A new study by M. Shalankin, published on arXiv, systematically demonstrates that Vision-Language Models (VLMs) exhibit a visual anchoring bias when images contain embedded numeric anchors. Testing six VLMs from five different architectural families, the researchers found that numeric cues like scores or ratings sway the model's quality judgments dramatically — with ANOVA eta² values ranging from 0.18 to 0.77 (all p < 0.001). Critically, the anchoring effect was 2.5 times larger than the effect of severe image quality degradation (e.g., heavy blur or noise), confirming the bias is cognitive rather than purely visual.

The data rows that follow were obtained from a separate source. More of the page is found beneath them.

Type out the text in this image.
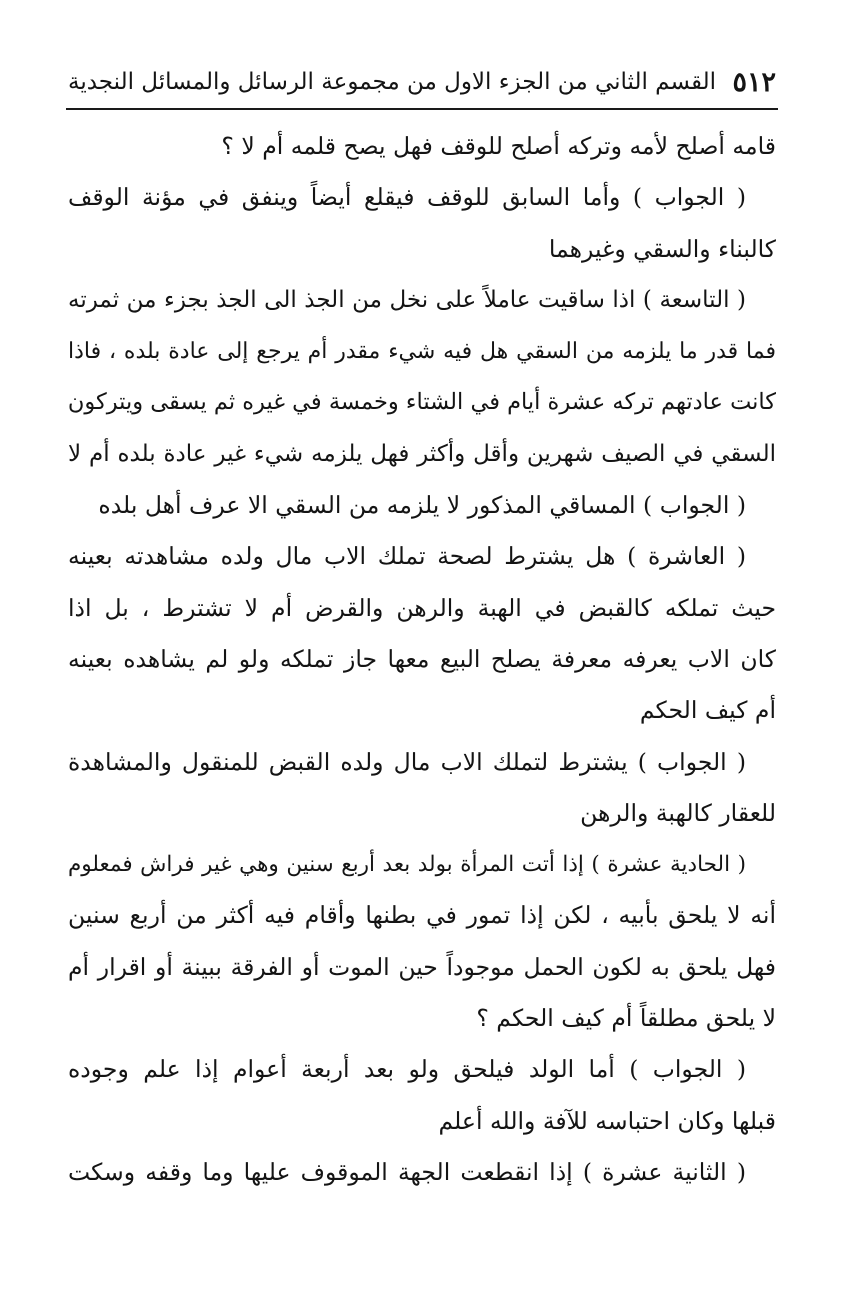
٥١٢
القسم الثاني من الجزء الاول من مجموعة الرسائل والمسائل النجدية
قامه أصلح لأمه وتركه أصلح للوقف فهل يصح قلمه أم لا ؟
( الجواب ) وأما السابق للوقف فيقلع أيضاً وينفق في مؤنة الوقف
كالبناء والسقي وغيرهما
( التاسعة ) اذا ساقيت عاملاً على نخل من الجذ الى الجذ بجزء من ثمرته
فما قدر ما يلزمه من السقي هل فيه شيء مقدر أم يرجع إلى عادة بلده ، فاذا
كانت عادتهم تركه عشرة أيام في الشتاء وخمسة في غيره ثم يسقى ويتركون
السقي في الصيف شهرين وأقل وأكثر فهل يلزمه شيء غير عادة بلده أم لا
( الجواب ) المساقي المذكور لا يلزمه من السقي الا عرف أهل بلده
( العاشرة ) هل يشترط لصحة تملك الاب مال ولده مشاهدته بعينه
حيث تملكه كالقبض في الهبة والرهن والقرض أم لا تشترط ، بل اذا
كان الاب يعرفه معرفة يصلح البيع معها جاز تملكه ولو لم يشاهده بعينه
أم كيف الحكم
( الجواب ) يشترط لتملك الاب مال ولده القبض للمنقول والمشاهدة
للعقار كالهبة والرهن
( الحادية عشرة ) إذا أتت المرأة بولد بعد أربع سنين وهي غير فراش فمعلوم
أنه لا يلحق بأبيه ، لكن إذا تمور في بطنها وأقام فيه أكثر من أربع سنين
فهل يلحق به لكون الحمل موجوداً حين الموت أو الفرقة ببينة أو اقرار أم
لا يلحق مطلقاً أم كيف الحكم ؟
( الجواب ) أما الولد فيلحق ولو بعد أربعة أعوام إذا علم وجوده
قبلها وكان احتباسه للآفة والله أعلم
( الثانية عشرة ) إذا انقطعت الجهة الموقوف عليها وما وقفه وسكت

Using layer-wise probing, the paper reveals a clear dissociation: layers where anchor classification saturates (typically layers L12–L34) are suboptimal for actual quality prediction. The optimal layers for quality run deeper, with R² values between 0.69 and 0.91, suggesting VLMs separate these tasks across depth. A fusion analysis further shows architecture-dependent integration patterns — two models fuse anchor and quality signals as early as L1–L2, while three others show partial or no fusion at all, indicating that visual anchoring bias is not a monolithic flaw but varies by design.
These findings provide a causal account of a previously underexplored vulnerability in VLMs. As these models are increasingly used for content moderation, image generation evaluation, and automated quality scoring, the presence of numbers in images could silently skew outputs. The study calls for careful handling of numerical elements in training data and prompts, and suggests that deeper layers may offer more reliable quality assessments.
- Anchor effects are 2.5x larger than severe image quality degradation in all six tested VLMs.
- Optimal quality prediction layers (R² = 0.69–0.91) are consistently deeper than anchor classification saturation layers (L12–L34).
- Integration of anchor and quality signals varies by architecture: instant fusion in two models (L1–L2) vs. partial or none in three others.
Why It Matters
VLMs cannot be trusted when images contain numbers — a critical flaw for automated quality scoring and content moderation.